Em poucos anos, letra após letra, vídeo após vídeo, a estranheza transformou-se em orgasmo. Sentir algo que era tanto uma avalanche sonora como de ideias, lidar com a afirmação de que o mundo é afinal uma merda mas os culpados disso têm nomes e caras e constatar que, ao expor assim a coisa à luz do dia, estes gajos estavam mesmo a irritar alguém, tinha um efeito que não se encontrava em música nenhuma que conhecesse. Mesmo o punk/hardcore, que me abalroaria, também, muito pouco tempo depois, não era bem a mesma coisa. A guerra que declarava era mais camuflada pela marginalidade das suas “cenas”. Não havia batalhões de polícias e helicópteros a sobrevoar o público dos concertos quando tocavam à porta duma convenção democrática, para além de todas soarem ao mesmo e tocarem orgulhosamente mal como tudo (ainda não me tinha rendido incondicionalmente à magia das produções lo-fi e à urgência que aquele chavascal todo representava). Além disso, os concertos acabavam, alguns iam para casa ler umas zines e pensar nas coisas, mas o que predominava, mais do que raiva, era uma sensação de conforto fruto da descarga catártica que proporcionavam. Com RATM era diferente. Só de ver um videoclipe ou um vídeo de um concerto a sensação que ficava era a de que quando abríssemos a porta da rua já estava tudo a arder. Os RATM tinham a intensidade duma guerrilha, entravam pela casa a dentro e perturbavam a paz do meu quarto, diziam-me coisas tão estranhas quanto novas em cada letra e saltavam fronteiras juntando rap, funk e metal com honesta maestria (na altura, eu e o meu melhor amigo perdíamos horas a esgrimir guitarras com distorção e turntables um contra o outro, na tentativa de superar este fosso terrível que perturbava a nossa amizade e estender a nossa comunhão à música; os RATM não resolveram o problema mas criaram uma ponte importante).

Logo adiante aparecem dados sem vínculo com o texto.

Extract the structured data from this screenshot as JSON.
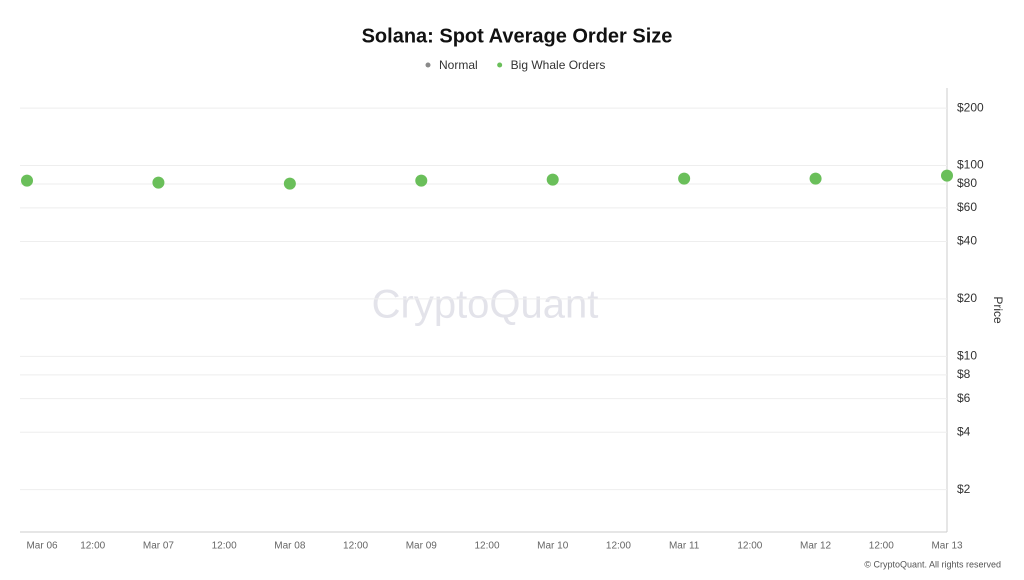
{
  "chart_data": {
    "type": "scatter",
    "title": "Solana: Spot Average Order Size",
    "categories": [
      "Mar 06",
      "12:00",
      "Mar 07",
      "12:00",
      "Mar 08",
      "12:00",
      "Mar 09",
      "12:00",
      "Mar 10",
      "12:00",
      "Mar 11",
      "12:00",
      "Mar 12",
      "12:00",
      "Mar 13"
    ],
    "series": [
      {
        "name": "Normal",
        "color": "#8a8a8a",
        "values": [
          null,
          null,
          null,
          null,
          null,
          null,
          null,
          null,
          null,
          null,
          null,
          null,
          null,
          null,
          null
        ]
      },
      {
        "name": "Big Whale Orders",
        "color": "#6abf5a",
        "values": [
          83.4,
          null,
          81.4,
          null,
          80.4,
          null,
          83.4,
          null,
          84.4,
          null,
          85.4,
          null,
          85.4,
          null,
          88.6
        ]
      }
    ],
    "y_label": "Price",
    "log_y": true,
    "ylim": [
      1.2,
      255
    ],
    "yticks": [
      {
        "value": 2,
        "label": "$2"
      },
      {
        "value": 4,
        "label": "$4"
      },
      {
        "value": 6,
        "label": "$6"
      },
      {
        "value": 8,
        "label": "$8"
      },
      {
        "value": 10,
        "label": "$10"
      },
      {
        "value": 20,
        "label": "$20"
      },
      {
        "value": 40,
        "label": "$40"
      },
      {
        "value": 60,
        "label": "$60"
      },
      {
        "value": 80,
        "label": "$80"
      },
      {
        "value": 100,
        "label": "$100"
      },
      {
        "value": 200,
        "label": "$200"
      }
    ],
    "grid": true,
    "watermark": "CryptoQuant",
    "credit": "© CryptoQuant. All rights reserved"
  }
}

Podemos abraçar todo o cinismo do mundo, e clamar a irrelevância ou a hipocrisia de RATM perante os nossos padrões puritanos (“ai, faziam parte de uma major”; “ai, que cachet tão grande”; “ai, nunca me responderam ao e-mail em que pedia dinheiro para apoiar a luta dos varredores do metro”), mas coisas como esta têm um impacto tremendo quando se cruzam com a curiosidade de um puto que não sabe muito bem para onde é que está a ir. É o mundo que muda, nem que seja numa só cabeça, quando se descobre que a experiência que alguém tem dele é radicalmente diferente da nossa. Um singelo “fuck you, I won’t do what you tell me” ou a mais optimista e desafiante proclamação de que “It has to start somewhere It has to start sometime/ What better place than here, what better time than now?” abre possibilidades.

Faz agora 25 anos que nasceram os RATM e Evil Empire, o segundo álbum da banda, celebra o seu vigésimo aniversário. Entretanto, a raiva não cessou de crescer.